We have a very regulated market and there is no real competition between hospitals as insurance companies still determine how many hip surgeries a hospital can perform per year. What will change in healthcare, especially in orthopedics, is the role of the patient, who is increasingly moving towards becoming a consumer. In an increasingly digitalized world, it is much easier for patients to check the performance of surgeons, the performance of hospitals and patient satisfaction for example. This kind of transparency in the patient-surgeon/patient-hospital relationship will give an entirely new dimension to the market with patients opting for the best prosthetic, with the best surgeon in the best hospital. As a result, I believe that we will see a much more customized healthcare environment in the future. But I also think that this new transparency will lead to an improvement of quality in surgical performance, which will ultimately benefit the patient. Zimmer Biomet can support surgeons and hospitals in this pursuit, by providing the best prosthetics, the best tech education and the best support along the entire clinical pathway of a patient. Through collaborations with academic centers, orthopedic groups and universities we are able to constantly develop our ideas, rethink processes and identify new opportunities.

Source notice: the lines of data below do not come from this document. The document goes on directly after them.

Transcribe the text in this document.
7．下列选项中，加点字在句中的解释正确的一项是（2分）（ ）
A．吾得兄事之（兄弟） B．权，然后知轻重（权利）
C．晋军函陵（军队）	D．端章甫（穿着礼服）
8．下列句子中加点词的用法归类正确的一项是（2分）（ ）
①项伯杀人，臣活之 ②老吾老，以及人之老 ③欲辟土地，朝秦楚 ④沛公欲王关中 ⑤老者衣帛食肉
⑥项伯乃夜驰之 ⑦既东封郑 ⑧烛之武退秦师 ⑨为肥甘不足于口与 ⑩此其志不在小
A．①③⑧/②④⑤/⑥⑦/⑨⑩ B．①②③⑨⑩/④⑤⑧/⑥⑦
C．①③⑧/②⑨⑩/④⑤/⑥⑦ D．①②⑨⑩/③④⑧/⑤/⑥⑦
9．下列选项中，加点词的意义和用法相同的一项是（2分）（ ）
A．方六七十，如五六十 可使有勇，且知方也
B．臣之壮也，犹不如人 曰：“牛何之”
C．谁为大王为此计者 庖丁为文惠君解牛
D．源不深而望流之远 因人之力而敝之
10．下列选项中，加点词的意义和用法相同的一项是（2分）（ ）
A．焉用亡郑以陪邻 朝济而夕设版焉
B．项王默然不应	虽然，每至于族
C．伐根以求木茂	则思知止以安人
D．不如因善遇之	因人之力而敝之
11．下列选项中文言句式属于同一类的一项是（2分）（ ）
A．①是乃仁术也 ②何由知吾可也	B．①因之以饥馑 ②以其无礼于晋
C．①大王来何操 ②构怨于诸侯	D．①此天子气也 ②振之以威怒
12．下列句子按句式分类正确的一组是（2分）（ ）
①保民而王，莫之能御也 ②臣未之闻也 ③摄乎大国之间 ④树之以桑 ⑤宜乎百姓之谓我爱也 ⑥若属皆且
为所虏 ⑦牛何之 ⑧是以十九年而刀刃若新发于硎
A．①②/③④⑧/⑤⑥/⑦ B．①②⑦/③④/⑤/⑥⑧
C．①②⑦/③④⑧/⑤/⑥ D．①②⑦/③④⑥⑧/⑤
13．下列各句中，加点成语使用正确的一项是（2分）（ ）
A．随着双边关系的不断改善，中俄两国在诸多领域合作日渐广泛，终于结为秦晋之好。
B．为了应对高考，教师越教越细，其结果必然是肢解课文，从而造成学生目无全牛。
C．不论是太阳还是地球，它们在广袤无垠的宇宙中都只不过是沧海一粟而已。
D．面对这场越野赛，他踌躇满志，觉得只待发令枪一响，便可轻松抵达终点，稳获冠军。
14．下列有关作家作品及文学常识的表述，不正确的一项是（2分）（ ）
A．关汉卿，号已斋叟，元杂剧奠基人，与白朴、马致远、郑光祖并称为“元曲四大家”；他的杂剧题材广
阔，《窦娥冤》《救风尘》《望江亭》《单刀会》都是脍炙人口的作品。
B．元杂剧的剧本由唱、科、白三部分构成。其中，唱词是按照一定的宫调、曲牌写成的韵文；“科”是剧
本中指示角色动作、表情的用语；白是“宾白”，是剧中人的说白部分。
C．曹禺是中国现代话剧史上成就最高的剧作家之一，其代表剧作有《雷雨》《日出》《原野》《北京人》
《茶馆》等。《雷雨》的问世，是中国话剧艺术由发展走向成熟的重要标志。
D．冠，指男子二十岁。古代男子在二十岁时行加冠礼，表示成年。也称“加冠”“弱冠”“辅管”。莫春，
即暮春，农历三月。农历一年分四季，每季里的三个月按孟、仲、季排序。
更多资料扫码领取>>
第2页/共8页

How do you see the role of hospitals evolving in the next few years?
I think the concept of hospitals will change very quickly: now it is a place for sick, ill patients, but especially for orthopedics it is not necessary to perform surgeries in traditional hospitals. Here in the Netherlands we are seeing more and more private clinics focusing on hip and knee surgeries. This development will improve quality as well as attention paid to patients. In the future, hospitals will take care of really sick patients but elective surgeries will be held in satellite clinics outside hospitals. This will allow for healthcare to become more affordable, while improving surgery performance and patient education. Patient education will primarily be provided through media, such as apps that can inform patients about pre- and post-surgery procedures.
What is your final message you would like to share with the global healthcare leaders around the world?
The Zimmer Biomet merger will bring the best of both worlds to the market. We have a lot of experience in products as well as clinical pathways. We want to continue and expand our operations in the Dutch market, which is a very progressive and sophisticated one. We want to do so by fulfilling, but more importantly anticipating patients’ needs. We really want to make a difference in the orthopedic environment.